Are you ready for a loan?

Over the past few years, lenders have tightened loan criteria to ensure that they only approve credit to borrowers who meet strict loan servicing requirements.
So it is a good idea to ensure that your finances are in order before your make a loan application.
There are a few simple and easy things you can do with your finances to improve your chances of getting a loan, and to boost your borrowing power:
1. Clean up your credit cards – this is an easy area in which you can maximise your borrowing power.  Cancel any credit cards that you do not need and ensure that you make regular repayments to those that you have.

2. Keep your financial records up to date – lodging your tax returns and keeping records of all of your income and liabilities will benefit your loan application. Some lenders will treat income differently to other lenders, and might require more paperwork to prove your income. Spend some time updating your records, and collating any necessary paperwork, so that you are prepared if the question is raised.

3. Consolidate debt and liabilities – Debts such as personal loans or credit cards have short repayment terms and high monthly repayments because of their unsecured nature.

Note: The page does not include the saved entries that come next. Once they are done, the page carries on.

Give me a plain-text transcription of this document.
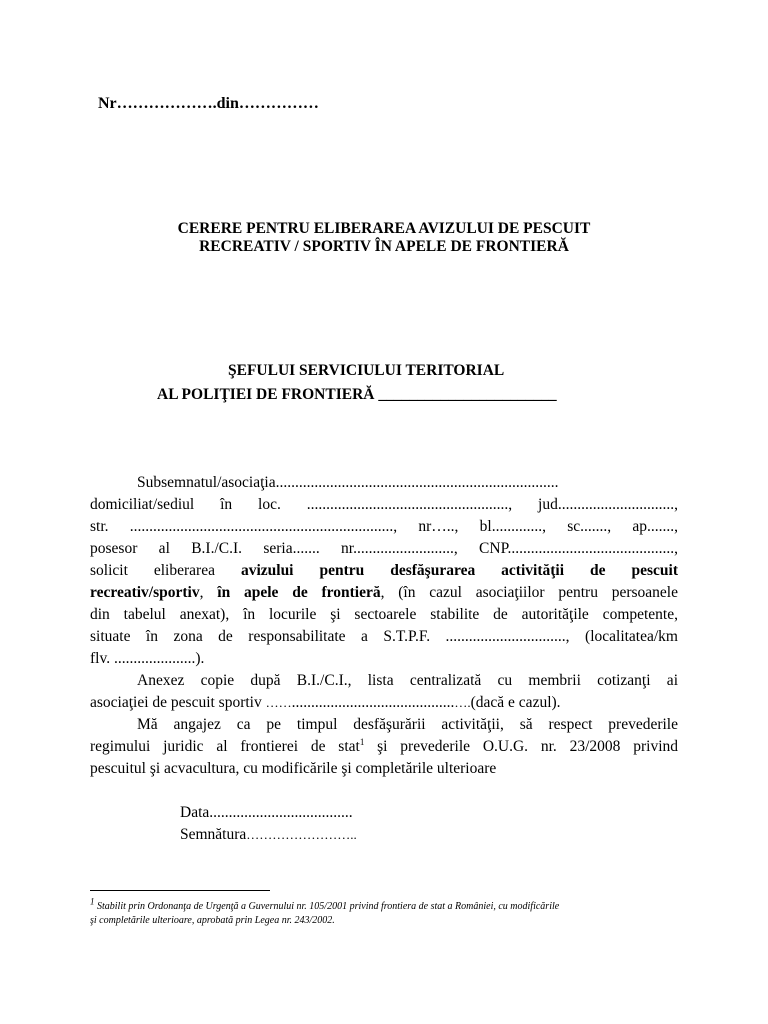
Nr……………….din……………
CERERE PENTRU ELIBERAREA AVIZULUI DE PESCUIT
RECREATIV / SPORTIV ÎN APELE DE FRONTIERĂ
ŞEFULUI SERVICIULUI TERITORIAL
AL POLIŢIEI DE FRONTIERĂ _______________________
Subsemnatul/asociaţia.........................................................................
domiciliat/sediul în loc. ...................................................., jud..............................,
str. ...................................................................., nr….., bl............., sc......., ap.......,
posesor al B.I./C.I. seria....... nr.........................., CNP...........................................,
solicit eliberarea avizului pentru desfăşurarea activităţii de pescuit
recreativ/sportiv, în apele de frontieră, (în cazul asociaţiilor pentru persoanele
din tabelul anexat), în locurile şi sectoarele stabilite de autorităţile competente,
situate în zona de responsabilitate a S.T.P.F. ..............................., (localitatea/km
flv. .....................).
Anexez copie după B.I./C.I., lista centralizată cu membrii cotizanţi ai
asociaţiei de pescuit sportiv ……..........................................….(dacă e cazul).
Mă angajez ca pe timpul desfăşurării activităţii, să respect prevederile
regimului juridic al frontierei de stat$^1$ şi prevederile O.U.G. nr. 23/2008 privind
pescuitul şi acvacultura, cu modificările şi completările ulterioare
Data.....................................
Semnătura……………………..
$^1$ Stabilit prin Ordonanţa de Urgenţă a Guvernului nr. 105/2001 privind frontiera de stat a României, cu modificările
şi completările ulterioare, aprobată prin Legea nr. 243/2002.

If you have high repayments, this could affect your borrowing power, so look to consolidate your debt and reducing it. A good trick is to look for credit cards with low interest rates. And ensure you repay more than just the minimum monthly payment.

4. Start saving –   Having a deposit, or being able to show that you have the ability to save, is very beneficial when applying for finance. If you can’t save much, perhaps try and cut down on little things, such as buying coffee at work. Saving a small amount each day can still go a long way and will help you in the long run when a lender looks at your application.

5. Check your credit report. For a fee of about $60 a year you can see what the credit world thinks of you, before you apply. A credit report lists your poor credit history (if any) and any defaults you might have had over the last few years. It is also handy if you want to know when someone tries to open a phone account in your name.